A small dose of social selling for big recruitment effects!

2. The salesperson

👩‍💻 Andrée is a salesperson. With the LinkedIn solution dedicated to her, she can search, identify and follow anyone on LinkedIn without ever being spotted.

She'll only become visible to a prospect when she initiates a public interaction with him through a comment, or a private interaction through a private message. There's no doubt that the buyer will consult her profile to find out who's contacting her.

Will his profile create trust? Will it lend credibility to the contact? Will it inspire a positive response? Is the saleswoman's profile consistent with the expertise she claims to offer this prospect?

Andrée is well aware that her profile is her professional digital identity card.

It must create the trust necessary to trigger the rest of the relationship. A call, a video, an email exchange. Then a meeting in real life, so that she can do her job: identify or reveal her customer's needs and meet them. Andrée is paid for these actions. That's her job description.

Andrée's company is expanding rapidly. She needs to strengthen her teams and recruit. There are also vacancies on Andrée's team. Of course, she's talked about co-optation. Only, her acquaintances are either in post, or not interested in the mission. Besides, not just anyone can be co-opted.

Andrée is an excellent element who develops her professional influence to reach her professional objectives, to make her numbers. She meets a lot of people on LinkedIn. A whole business ecosystem, not just prospects and customers. Collaborators too, perhaps?

The sales rep as recruiter

A sales rep isn't just a sales machine. He or she is as much a representative of the company as a salesperson.

They can influence their business ecosystem by speaking out on LinkedIn. They are therefore attractive and representative. He's a point of contact. An entry point.

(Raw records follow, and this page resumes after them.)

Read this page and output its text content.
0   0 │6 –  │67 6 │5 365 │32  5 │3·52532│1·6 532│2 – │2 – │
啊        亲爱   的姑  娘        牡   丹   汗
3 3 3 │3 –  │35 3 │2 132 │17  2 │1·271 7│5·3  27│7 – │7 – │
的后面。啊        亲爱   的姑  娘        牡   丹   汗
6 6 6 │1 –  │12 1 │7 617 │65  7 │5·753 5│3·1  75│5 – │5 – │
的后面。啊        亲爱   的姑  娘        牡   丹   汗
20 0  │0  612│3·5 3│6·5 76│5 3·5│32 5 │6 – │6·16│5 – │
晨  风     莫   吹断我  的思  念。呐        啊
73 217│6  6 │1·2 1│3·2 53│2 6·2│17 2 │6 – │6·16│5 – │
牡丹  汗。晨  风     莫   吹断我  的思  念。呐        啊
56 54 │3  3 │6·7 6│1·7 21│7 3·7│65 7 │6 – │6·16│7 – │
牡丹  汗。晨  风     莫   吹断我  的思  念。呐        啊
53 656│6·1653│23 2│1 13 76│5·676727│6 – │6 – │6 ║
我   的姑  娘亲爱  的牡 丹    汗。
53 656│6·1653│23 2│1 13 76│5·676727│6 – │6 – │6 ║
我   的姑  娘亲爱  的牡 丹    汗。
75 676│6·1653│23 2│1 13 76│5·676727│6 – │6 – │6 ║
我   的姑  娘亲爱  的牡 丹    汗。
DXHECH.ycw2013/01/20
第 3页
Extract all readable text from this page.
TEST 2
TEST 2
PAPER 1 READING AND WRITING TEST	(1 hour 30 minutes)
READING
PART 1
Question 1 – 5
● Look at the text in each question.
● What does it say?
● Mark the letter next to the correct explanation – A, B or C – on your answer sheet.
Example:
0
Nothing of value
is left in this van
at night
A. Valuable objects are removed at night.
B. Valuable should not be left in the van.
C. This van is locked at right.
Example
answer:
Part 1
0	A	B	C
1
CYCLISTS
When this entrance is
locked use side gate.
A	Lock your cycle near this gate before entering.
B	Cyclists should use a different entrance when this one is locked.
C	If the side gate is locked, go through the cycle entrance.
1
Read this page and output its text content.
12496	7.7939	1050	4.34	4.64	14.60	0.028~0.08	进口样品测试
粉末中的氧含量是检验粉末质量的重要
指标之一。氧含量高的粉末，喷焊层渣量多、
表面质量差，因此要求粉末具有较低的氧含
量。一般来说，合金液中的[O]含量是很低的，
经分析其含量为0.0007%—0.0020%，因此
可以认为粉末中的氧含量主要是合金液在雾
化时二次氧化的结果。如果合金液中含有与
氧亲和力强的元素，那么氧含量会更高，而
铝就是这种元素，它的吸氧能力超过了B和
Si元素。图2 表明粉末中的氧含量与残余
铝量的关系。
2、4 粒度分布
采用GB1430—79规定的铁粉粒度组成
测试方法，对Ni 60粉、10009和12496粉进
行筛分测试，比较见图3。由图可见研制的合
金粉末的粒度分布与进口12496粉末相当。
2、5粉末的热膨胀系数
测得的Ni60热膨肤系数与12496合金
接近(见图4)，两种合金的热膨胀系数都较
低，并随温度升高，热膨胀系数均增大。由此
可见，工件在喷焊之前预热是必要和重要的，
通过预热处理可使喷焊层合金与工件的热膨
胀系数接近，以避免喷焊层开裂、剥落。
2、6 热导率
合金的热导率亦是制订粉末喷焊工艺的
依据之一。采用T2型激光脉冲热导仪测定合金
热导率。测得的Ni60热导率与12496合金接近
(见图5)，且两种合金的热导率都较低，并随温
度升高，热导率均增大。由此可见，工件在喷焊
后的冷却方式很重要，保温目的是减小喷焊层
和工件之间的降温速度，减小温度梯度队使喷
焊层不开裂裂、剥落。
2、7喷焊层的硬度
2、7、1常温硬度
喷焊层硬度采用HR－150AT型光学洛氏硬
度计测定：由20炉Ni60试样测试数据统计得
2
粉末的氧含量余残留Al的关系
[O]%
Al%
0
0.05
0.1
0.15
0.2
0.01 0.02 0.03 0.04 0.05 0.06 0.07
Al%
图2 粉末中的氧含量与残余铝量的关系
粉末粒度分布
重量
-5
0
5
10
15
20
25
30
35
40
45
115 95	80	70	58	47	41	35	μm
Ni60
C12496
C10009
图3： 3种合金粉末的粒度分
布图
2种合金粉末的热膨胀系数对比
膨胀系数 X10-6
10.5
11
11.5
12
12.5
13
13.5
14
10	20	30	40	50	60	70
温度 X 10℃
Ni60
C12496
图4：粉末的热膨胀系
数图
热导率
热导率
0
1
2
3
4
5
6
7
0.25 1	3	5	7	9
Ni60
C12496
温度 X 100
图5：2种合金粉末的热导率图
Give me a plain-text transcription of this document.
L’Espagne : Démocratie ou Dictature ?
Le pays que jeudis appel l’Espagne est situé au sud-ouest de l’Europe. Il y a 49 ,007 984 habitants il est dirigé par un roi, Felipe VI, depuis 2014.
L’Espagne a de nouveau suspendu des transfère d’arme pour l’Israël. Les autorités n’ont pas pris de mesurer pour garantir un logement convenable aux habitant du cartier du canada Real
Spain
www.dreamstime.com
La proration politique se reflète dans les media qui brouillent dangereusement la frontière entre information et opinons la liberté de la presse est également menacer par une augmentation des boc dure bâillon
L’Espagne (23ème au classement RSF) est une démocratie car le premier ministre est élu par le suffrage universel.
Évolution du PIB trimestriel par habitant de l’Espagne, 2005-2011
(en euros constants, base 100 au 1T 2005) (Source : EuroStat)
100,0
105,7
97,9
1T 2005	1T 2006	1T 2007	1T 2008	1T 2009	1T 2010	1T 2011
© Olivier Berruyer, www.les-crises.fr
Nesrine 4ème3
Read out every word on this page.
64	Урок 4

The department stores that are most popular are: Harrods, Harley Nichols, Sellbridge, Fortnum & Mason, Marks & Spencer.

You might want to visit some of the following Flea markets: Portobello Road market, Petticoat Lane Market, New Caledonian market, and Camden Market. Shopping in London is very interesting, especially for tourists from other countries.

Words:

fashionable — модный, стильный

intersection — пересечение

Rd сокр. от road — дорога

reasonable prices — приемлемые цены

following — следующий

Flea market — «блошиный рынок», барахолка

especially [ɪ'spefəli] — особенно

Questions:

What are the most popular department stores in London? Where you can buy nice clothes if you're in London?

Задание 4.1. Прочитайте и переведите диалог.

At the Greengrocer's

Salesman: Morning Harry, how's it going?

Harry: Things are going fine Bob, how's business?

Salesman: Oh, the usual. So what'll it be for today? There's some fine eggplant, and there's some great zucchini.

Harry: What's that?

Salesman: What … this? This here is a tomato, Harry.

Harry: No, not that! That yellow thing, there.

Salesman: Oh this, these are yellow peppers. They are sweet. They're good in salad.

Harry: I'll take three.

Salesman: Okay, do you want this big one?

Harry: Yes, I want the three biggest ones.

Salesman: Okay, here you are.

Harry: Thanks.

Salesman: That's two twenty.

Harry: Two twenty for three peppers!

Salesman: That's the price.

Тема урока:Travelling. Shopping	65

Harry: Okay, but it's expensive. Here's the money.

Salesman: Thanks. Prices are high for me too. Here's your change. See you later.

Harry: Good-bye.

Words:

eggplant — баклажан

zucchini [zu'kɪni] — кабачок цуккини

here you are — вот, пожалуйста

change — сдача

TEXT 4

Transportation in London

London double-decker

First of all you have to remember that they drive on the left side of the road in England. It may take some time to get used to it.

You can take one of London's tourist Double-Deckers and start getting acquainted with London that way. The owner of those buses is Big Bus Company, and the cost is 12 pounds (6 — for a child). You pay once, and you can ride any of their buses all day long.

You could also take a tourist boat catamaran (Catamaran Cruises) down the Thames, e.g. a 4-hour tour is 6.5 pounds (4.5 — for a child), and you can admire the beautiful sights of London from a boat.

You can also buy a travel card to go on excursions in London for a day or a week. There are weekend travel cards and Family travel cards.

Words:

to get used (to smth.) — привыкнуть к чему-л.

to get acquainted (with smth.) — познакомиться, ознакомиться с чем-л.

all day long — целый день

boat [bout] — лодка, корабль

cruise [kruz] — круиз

For a candidate, he's a valuable source of information on the company's activities, management values and work atmosphere. It is a major player in the employer brand strategy.

ℹ️ And beyond this employer brand, the salesperson can become active in the recruitment process. Admittedly, this is indirect. They are not directly in charge of recruiting. However, they are able to attract and identify talent, and can easily become involved in the entire recruitment chain.

What's stopping Andrée from talking about a vacancy on her team or within her company? Why doesn't Andrée go and find her future colleague herself?

A little dose of recruitment in her social selling approach.

3. All employees

The current tension in companies to attract talent and meet development needs virtually demands that all company players participate in the recruitment dynamic.

👉 Human resources staff, whose core business is recruiting with the tools made available by LinkedIn, can also participate individually in the company's attractiveness with their profile.

A dose of social selling will make them operational for this mission.

👉 Sales people, experts in prospecting to identify customers, are perfectly capable of deploying their talent to identify new employees too.

A dose of recruiter will make them operational.

👉 And beyond the salesperson, all other employees are also indirectly involved in recruitment. They are all in a position to talk about their own expertise learned, developed and delivered within the company. They are all in a position to promote the company's mission.

They all have professional influence. They are all potential recruiters.

It's time to harness the full potential of this platform and of the company's workforce, by combining business expertise to multiply recruitment opportunities!